Let’s start by referring to the spreadsheet I’d previously created with a breakdown of all creatures by power and toughness. Of the must-kill creatures in M14, all 8 commons, 4 of the 6 uncommons, 13 of the 15 rares, and 1 of the 2 mythics have power <= 3, so Domestication can handle about 90% of the must-kill creatures in a typical draft (accounting for rarity). Of the flyers in M14, all 10 commons, 2 of the 5 uncommons, 4 of the 7 rares, and 1 of the 3 mythics have power <= 3, so Domestication can handle about 84% of the flyers in a typical draft.

Those are pretty good numbers, but we need to also account for effects that increase a creature's power. Since Domestication checks the enchanted creature's power at the beginning of the controller's end step, instant-speed pump spells (and some Auras like Blessing where the creature doesn't receive any benefits until you choose) are very effective against Domestication since you can pump the creature after its controller's combat step. Auras that increase a creature's power and sorceries that add +1/+1 counters are also quite effective; while they give your opponent a turn to attack with the enhanced creature, the enchantment remains when you get the creature back, so you've dealt with the Domestication without spending a card. Finally, certain spells are ineffective against Domestication: spells like Fortify and Ranger's Guile that only pump creatures you control work only if cast in response to Domestication and so cannot be relied upon to neutralize it, and sorcery-speed temporary pump spells like Enlarge don't work at all (unless used with Quicken) since the creature's power returns to its original value before your opponent's turn.

That means there are 14 spells that can effectively deal with Domestication even after you no longer control the creature:

  • White: Show of Valor (common), Divine Favor (common), Blessing (uncommon), Ajani Caller of the Pride (mythic)
  • Blue: Illusionary Armor (uncommon)
  • Black: Dark Favor (common), Mark of the Vampire (common)
  • Red: Thunder Strike (common), Lightning Talons (common), Shiv’s Embrace (uncommon)
  • Green: Giant Growth (common), Trollhide (common), Briarpack Alpha (uncommon), Oath of the Ancient Wood (rare)

So white, red, and green have the most number of effective ways to deal with Domestication.
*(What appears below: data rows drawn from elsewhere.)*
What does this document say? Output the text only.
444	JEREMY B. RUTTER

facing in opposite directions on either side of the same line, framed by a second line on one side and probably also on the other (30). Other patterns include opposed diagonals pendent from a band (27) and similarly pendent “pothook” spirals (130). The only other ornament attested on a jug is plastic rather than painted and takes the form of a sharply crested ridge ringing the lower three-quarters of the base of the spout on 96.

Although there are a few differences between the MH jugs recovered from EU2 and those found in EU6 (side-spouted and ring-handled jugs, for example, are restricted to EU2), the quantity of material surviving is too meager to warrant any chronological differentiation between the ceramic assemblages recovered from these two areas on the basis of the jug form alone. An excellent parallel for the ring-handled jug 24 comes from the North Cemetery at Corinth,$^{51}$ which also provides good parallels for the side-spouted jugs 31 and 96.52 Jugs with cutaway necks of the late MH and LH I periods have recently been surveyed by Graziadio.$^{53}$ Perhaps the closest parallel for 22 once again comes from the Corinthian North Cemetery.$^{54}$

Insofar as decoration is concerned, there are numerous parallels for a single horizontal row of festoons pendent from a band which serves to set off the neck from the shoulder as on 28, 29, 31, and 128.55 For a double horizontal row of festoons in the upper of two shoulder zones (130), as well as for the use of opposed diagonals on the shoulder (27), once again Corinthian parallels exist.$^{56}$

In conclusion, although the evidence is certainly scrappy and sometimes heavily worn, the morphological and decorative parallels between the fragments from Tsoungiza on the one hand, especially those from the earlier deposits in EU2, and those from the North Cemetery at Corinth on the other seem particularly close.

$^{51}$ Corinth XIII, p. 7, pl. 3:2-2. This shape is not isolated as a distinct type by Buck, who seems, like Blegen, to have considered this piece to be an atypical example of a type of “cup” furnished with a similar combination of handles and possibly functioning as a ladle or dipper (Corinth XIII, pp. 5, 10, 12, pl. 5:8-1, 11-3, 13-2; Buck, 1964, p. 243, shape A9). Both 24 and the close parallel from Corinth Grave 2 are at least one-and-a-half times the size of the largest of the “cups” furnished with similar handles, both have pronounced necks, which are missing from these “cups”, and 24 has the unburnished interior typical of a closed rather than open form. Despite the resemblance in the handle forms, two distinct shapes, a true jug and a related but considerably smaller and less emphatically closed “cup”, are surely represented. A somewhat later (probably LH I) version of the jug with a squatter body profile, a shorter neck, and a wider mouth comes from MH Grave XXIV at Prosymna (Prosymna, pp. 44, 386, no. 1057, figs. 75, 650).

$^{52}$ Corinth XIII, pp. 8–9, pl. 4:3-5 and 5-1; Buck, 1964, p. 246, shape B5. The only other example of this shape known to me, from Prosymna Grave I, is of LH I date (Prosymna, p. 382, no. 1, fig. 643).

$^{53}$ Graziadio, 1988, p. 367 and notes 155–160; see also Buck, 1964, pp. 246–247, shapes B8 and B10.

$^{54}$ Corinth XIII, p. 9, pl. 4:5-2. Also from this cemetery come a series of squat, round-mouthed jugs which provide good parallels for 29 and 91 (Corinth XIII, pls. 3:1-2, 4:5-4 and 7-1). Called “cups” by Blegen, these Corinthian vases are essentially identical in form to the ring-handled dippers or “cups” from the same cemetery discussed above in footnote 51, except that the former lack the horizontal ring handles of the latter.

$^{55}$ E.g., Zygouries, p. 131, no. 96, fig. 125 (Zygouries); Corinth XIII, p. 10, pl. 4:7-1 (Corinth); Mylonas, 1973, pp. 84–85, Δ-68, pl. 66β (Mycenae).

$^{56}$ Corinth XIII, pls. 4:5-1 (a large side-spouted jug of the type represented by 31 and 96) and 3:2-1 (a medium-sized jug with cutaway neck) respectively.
Not including the unplayable Oath of the Ancient Wood, there are 8 commons, 4 uncommons, and 1 mythic in the list, so a typical draft will have 24 spells that can potentially combat Domestication. That’s a lot of maindeck-playable answers to Domestication (an average of 3 per player) before we even account for Solemn Offering and Naturalize. While these spells won’t always increase a creature’s power to 4 or more, they will do it often enough for creatures that matter, so Domestication isn’t guaranteed to stick around even if you do have a good target.

In addition, black has a number of sacrifice effects that can turn Domestication into “just” a removal spell (Blood Bairn and Altar’s Reap at common, and Vampire Warlord and Gnawing Zombie at uncommon). Blue has Disperse which can be used after the fact without incurring card disadvantage. And while Ranger’s Guile has to be used in response to Domestication, it only costs one mana.

None of this means that you should not draft or play Domestication, but based on the analysis above I would rate it playable instead of exceptional, and would take Pacificm or Quag Sickness over it early in a draft; while they’re less likely to have as large an impact on the board state, they’re more likely to deal with a creature permanently. If you are playing Domestication and your opponent knows that, they can save their pump effects to deal with it, and side in additional pump effects and enchantment removal, so you might also considering siding it out, especially if you don’t have other enchantment or artifact targets (all enchantment removal in M14 also hits artifacts).